Dirigenti e impiegati di aziende private, dipendenti di una fabbrica o di un centro commerciale, corrieri. Tutti avevano un lavoro, un contratto e una sicurezza che la crisi del 2008 ha spazzato via. Una delegazione dei quattromila tirocinanti calabresi, in piazza Italia a Reggio Calabria, ha protestato per attirare, in questa campagna elettorale che li sta ignorando, l’attenzione sulla condizione di precarietà in cui continuano a versare.

Ritornano ancora una volta a chiedere di essere contrattualizzati e di poter godere pienamente del diritto al lavoro che di fatto svolgono ormai da anni. Chiedono che la recente proroga, accordata fino al 2023, diventi un’occasione per perseguire definitivamente questo obiettivo.

Una storia di precariato e precarietà

«Dalla mobilità in deroga, alle politiche attive del lavoro fino ai tirocini di inclusione lavorativa, i cosiddetti Tis, con riferimento ai quali è stata adesso accordata una nuova proroga fino al 2023. Proroga che accogliamo come sostegno al reddito non come soluzione, ricordando che la questione dei tirocinanti, grazie all’intervento di Roberto Occhiuto e Francesco Cannizzaro in Parlamento qualche anno fa, è diventata nazionale. Auspichiamo pertanto che questi dodici mesi siano impiegati per creare le condizioni di una contrattualizzazione», sottolinea Francesco Creazzo, tirocinante dal 2012 e negli ultimi tre anni impegnato al comune di Scilla.

Un tavolo nazionale per la contrattualizzazione

Sulla stessa linea anche Loredana Macrì, anche lei precaria da un decennio. «Dobbiamo essere presi in carico dal Governo centrale, certamente con il coinvolgimento della Regione Calabria, che dovrà sedere al tavolo istituzionale che chiediamo sia incardinato in questo anno di proroga, per definire in modo certo e positivo la nostra situazione. In fondo chiediamo soltanto che i nostri diritti e il contributo finora da noi reso al Pubblico, sia riconosciuto».

Sfruttamento di Stato

Figlie e figli della crisi, dopo aver perso il lavoro, sono entrati nel Pubblico e oggi, a distanza di oltre dieci anni, si ritrovano ancora senza tutele e senza garanzie. Sentono di essere vittime di sfruttamento da parte dello Stato che pratica così forme di lavoro nero legalizzato.
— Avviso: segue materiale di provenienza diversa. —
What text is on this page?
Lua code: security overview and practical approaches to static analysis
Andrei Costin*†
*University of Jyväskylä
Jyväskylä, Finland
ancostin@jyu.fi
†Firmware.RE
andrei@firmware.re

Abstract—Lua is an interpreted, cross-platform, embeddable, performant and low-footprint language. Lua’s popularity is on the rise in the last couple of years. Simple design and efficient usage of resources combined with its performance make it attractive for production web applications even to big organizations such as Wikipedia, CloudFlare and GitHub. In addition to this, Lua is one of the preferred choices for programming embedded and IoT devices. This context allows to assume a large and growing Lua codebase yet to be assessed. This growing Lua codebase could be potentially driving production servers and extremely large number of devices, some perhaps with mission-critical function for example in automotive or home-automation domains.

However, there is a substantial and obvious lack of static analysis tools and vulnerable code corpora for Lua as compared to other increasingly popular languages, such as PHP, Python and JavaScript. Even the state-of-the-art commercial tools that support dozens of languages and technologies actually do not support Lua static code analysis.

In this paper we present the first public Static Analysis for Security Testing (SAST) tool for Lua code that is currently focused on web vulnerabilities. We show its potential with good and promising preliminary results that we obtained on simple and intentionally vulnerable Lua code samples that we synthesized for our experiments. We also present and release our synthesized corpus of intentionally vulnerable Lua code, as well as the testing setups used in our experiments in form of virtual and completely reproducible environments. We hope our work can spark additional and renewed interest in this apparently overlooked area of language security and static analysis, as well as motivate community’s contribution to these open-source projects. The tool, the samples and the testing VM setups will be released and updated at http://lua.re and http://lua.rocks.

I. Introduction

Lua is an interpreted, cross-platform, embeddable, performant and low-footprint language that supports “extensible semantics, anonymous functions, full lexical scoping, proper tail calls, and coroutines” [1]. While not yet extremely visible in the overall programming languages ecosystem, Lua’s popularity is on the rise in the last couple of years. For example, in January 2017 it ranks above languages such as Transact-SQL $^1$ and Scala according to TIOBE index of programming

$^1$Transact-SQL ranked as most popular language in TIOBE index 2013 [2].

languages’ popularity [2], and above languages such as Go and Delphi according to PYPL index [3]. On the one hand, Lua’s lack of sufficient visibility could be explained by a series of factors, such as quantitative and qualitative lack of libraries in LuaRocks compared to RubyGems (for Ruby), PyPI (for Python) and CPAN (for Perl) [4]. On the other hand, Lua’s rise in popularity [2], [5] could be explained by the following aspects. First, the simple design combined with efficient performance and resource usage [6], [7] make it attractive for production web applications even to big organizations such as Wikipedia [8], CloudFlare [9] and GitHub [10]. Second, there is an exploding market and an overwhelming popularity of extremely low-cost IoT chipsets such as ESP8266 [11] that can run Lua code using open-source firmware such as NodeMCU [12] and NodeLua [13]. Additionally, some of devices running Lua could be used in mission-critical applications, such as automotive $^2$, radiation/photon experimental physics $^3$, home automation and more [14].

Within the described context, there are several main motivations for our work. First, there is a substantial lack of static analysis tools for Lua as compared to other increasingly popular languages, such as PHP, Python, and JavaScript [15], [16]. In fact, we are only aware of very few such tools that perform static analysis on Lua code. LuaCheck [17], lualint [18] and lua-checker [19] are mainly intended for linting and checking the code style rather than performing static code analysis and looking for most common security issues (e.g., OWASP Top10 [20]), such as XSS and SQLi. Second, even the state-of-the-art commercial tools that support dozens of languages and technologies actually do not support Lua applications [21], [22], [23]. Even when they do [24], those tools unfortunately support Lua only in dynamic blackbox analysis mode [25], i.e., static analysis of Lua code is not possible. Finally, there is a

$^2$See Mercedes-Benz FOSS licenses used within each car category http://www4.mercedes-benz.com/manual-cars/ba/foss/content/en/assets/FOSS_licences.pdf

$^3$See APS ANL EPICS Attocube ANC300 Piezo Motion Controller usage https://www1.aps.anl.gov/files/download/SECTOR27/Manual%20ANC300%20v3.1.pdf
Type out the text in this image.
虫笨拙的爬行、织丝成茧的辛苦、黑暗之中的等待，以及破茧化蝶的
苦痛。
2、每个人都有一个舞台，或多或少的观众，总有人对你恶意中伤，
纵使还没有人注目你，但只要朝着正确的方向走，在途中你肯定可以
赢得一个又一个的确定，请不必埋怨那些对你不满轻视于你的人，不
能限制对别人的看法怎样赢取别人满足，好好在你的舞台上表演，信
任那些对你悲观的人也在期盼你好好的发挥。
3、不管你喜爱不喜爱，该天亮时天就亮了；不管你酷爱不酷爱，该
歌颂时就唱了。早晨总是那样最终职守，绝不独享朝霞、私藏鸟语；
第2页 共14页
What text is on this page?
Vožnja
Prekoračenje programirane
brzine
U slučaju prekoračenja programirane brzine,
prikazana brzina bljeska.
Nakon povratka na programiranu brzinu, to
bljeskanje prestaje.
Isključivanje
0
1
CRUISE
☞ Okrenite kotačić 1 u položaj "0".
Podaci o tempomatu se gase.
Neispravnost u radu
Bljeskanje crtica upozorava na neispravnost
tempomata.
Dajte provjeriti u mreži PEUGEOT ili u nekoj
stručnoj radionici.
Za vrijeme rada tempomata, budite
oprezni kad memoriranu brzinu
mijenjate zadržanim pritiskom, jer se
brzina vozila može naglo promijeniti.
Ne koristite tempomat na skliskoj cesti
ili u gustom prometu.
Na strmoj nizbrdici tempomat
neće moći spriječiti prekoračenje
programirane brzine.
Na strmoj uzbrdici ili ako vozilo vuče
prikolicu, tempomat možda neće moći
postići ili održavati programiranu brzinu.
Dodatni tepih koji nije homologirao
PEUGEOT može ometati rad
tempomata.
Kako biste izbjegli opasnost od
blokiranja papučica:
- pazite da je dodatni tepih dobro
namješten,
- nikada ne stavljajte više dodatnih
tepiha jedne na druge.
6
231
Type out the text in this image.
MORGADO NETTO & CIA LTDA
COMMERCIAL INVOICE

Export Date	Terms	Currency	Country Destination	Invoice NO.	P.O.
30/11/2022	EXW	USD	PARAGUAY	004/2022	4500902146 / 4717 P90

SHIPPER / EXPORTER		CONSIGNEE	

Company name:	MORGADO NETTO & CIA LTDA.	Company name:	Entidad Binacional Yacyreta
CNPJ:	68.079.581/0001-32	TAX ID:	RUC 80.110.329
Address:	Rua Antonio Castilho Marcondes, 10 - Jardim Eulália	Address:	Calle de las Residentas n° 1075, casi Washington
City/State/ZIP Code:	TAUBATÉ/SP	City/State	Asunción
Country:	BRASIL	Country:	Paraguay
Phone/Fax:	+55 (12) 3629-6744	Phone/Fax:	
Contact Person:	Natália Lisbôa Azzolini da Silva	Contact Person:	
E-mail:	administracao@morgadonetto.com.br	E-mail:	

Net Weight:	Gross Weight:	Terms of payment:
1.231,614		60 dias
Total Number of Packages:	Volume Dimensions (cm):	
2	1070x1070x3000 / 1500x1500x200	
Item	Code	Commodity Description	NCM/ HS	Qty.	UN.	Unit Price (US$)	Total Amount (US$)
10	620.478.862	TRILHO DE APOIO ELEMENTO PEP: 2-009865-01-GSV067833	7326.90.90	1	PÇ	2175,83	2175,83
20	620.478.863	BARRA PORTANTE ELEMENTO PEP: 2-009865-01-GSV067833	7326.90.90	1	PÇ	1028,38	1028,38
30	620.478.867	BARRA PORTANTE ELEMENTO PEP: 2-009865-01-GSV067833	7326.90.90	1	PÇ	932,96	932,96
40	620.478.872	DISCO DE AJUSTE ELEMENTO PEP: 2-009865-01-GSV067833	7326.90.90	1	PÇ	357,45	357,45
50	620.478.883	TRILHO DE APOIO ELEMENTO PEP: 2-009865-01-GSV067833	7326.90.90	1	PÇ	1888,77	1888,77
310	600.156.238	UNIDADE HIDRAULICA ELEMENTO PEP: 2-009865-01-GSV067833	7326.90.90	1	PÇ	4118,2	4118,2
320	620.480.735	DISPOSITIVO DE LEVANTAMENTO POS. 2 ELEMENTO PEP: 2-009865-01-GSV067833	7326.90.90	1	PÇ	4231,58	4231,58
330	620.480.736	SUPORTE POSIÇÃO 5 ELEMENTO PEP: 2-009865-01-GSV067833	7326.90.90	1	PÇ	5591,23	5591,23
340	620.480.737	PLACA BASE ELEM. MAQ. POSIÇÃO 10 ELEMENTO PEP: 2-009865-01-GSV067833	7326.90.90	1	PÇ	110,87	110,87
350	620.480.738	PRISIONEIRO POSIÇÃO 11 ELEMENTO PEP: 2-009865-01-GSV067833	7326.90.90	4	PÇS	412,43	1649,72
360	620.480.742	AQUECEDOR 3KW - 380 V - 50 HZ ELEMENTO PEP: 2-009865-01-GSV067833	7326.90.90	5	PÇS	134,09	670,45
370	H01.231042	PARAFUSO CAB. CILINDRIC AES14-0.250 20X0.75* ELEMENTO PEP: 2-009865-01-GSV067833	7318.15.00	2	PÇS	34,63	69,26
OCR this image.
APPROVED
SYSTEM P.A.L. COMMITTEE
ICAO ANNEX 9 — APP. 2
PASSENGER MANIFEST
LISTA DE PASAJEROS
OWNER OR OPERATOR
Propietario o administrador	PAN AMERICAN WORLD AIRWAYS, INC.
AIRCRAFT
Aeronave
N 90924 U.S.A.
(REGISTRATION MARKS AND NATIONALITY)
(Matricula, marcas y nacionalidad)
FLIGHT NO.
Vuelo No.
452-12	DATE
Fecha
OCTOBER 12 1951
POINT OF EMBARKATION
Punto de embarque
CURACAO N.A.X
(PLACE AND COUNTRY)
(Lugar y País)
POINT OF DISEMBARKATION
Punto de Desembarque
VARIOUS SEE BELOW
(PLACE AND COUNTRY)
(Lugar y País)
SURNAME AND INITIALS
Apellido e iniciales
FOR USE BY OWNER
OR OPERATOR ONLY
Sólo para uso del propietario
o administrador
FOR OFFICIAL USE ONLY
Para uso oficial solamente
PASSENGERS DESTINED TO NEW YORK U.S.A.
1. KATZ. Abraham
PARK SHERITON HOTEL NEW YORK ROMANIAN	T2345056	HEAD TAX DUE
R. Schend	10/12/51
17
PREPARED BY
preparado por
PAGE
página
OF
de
«Non possiamo andare avanti in questa maniera. La retribuzione che lo scorso anno, quando Occhiuto era già presidente della Regione, da 500 euro è salita a 700 euro, viene corrisposta ogni due mesi, quando non ci sono ritardi, altrimenti i mesi diventano tre. Non abbiamo malattia e durante il Covid, non abbiamo percepito nulla», spiegano ancora Giuseppe Bianco e Vincenzo Laganà, impiegati da alcuni anni nell’archivio delle cartelle cliniche del Gom di Reggio Calabria.

Rispetto e riconoscimento della dignità

Una situazione presentata stamane come una bomba sociale. I tirocinanti si sentono ignorati, nonostante il contributo essenziale reso alla pubblica Amministrazione.

«Io lavoro in Asp a Reggio dal 2016. Molti uffici riescono a operare grazie alla nostra collaborazione. Chiediamo pertanto il riconoscimento della nostra dignità. Non abbiamo ferie, non possiamo chiedere permessi e non abbiamo contributi versati. Eppure il nostro apporto al Pubblico è sostanziale per tenere in vita l'amministrazione Pubblica in Calabria», sottolinea il tirocinante Antonio Federico.

«Meritiamo delle risposte. Non possiamo continuare a restare sospesi. Io lavoro nella Polizia metropolitana dal 2013. Speriamo che qualcuno faccia qualcosa per noi. Per il momento sappiamo che avremo questo sostentamento al reddito fino al 2023. Ma nulla di più», dichiara Maria Rappoccio.